Entscheidungsstichwort (Thema)
Sozialrechtliches Verwaltungsverfahren. Rechtmäßigkeit: Aufhebungs- und Erstattungsbescheid. Angelegenheiten nach dem SGB 2. Jahresfrist gem § 45 Abs 4 S 2 SGB 10. Vertrauensschutz gem § 45 Abs 2 SGB 10. Nichtangabe eines monatlichen Unfallrentenbezugs. objektive Beweislast für nichterweisliche Tatsachen. falsche Beratung durch Sachbearbeiter
Leitsatz (amtlich)
1. Die Jahresfrist gemäß § 45 Abs 4 S 2 SGB 10 beginnt erst zu laufen, wenn aus Sicht der Behörde eine hinreichend sichere Informationsgrundlage der anspruchsrelevanten Tatsachen geschaffen worden ist.
2. Enthält die Verwaltungsakte keine Hinweise auf eine anzugebende Unfallrente, ist der Leistungsberechtigte für Geschehensabläufe beweisbelastet, die auf eine rechtswidrige Beratung und Anspruchsprüfung der Behörde hinauslaufen.
Tenor
Die Berufung wird zurückgewiesen.
Außergerichtliche Kosten sind für das Berufungsverfahren nicht zu erstatten.
Die Revision wird nicht zugelassen.
Tatbestand
Die Klägerin wendet sich gegen die Aufhebung der Bewilligung von Leistungen zur Sicherung des Lebensunterhalts nach dem Zweiten Sozialgesetzbuch - Grundsicherung für Arbeitsuchende und eine sich daraus ergebende Erstattungsforderung des Beklagten. Im Streit stehen im Berufungsverfahren noch die Zeiträume vom 1. Januar 2005 bis 30. Juni 2006 sowie vom 1. Oktober 2006 bis 30. Juni 2008.
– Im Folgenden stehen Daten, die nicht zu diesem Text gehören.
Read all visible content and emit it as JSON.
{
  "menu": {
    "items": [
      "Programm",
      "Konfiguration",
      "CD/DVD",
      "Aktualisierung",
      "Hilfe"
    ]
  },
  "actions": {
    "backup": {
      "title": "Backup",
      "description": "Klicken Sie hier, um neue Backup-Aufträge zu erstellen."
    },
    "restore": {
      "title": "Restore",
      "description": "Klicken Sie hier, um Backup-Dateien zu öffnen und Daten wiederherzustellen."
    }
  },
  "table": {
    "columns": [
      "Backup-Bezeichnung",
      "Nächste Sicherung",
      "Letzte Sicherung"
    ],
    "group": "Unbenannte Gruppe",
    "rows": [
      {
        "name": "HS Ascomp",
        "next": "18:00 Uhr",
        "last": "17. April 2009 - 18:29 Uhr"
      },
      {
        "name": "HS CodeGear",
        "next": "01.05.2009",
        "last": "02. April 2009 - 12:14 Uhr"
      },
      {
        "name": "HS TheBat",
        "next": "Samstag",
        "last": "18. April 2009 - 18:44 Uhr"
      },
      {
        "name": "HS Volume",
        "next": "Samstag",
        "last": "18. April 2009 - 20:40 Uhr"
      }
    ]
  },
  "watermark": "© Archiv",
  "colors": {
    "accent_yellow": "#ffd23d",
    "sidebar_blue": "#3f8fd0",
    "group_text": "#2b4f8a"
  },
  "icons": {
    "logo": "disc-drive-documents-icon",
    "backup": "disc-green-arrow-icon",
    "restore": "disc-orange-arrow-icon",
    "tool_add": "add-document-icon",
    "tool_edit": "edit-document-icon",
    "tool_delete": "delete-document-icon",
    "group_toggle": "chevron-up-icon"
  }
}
Die am ... 1950 geborene Klägerin beantragte am 13. September 2004 beim Beklagten für sich und ihren damaligen Lebenspartner, dem am ... 1941 geborenen G., den sie ... 2009 heiratete, Leistungen nach dem SGB II. G. bezog zu diesem Zeitpunkt eine Rente aus der gesetzlichen Unfallversicherung in Höhe von 262,79 EUR (ab dem 1. Juli 2007: 264,21 EUR) sowie ab Juli 2003 eine Altersrente von der Landesversicherungsanstalt Sachsen-Anhalt in Höhe von 950,02 EUR. Für sein Auto wendete er im Jahr 2005 einen Kfz-Haftpflichtversicherungsbetrag von 205,84 EUR auf. Die Unfallrente war im Erstantragsformular nicht aufgeführt worden und wurde vom Beklagten zunächst nicht berücksichtigt.
Für ihre dreieinhalb Zimmer große Wohnung von 73,20 m² mussten die Klägerin und ihr Partner seit dem 1. Januar 2004 eine Gesamtmiete von 373,92 EUR (Grundmiete: 296,54 EUR; Umlage: 77,38 EUR; monatliche Abschlagszahlung für Gas [Heizung]: 59,00 EUR) aufwenden. Mit Bescheid vom 10. Dezember 2004 bewilligte der Beklagte ihr unter Anrechnung des anteiligen Renteneinkommens des Partners für den Zeitraum 1. Januar bis 30. Juni 2005 monatliche Leistungen auf Kosten der Unterkunft (KdU) in Höhe von 115,71 EUR. Im weiteren Bescheid vom 27. Mai 2005 sowie Änderungsbescheid vom 21. Juni 2005 setzte der Beklagte die monatlichen KdU-Leistungen der Klägerin für die Zeit vom 1. Juli bis 31. Dezember 2005 auf 115,71 EUR fest (Bl. 142 d.GA). In einem weiteren Bescheid vom 29. Dezember 2005 erhöhte der Beklagte für diesen Bewilligungszeitraum den monatlichen KdU-Anspruch auf 120,13 EUR.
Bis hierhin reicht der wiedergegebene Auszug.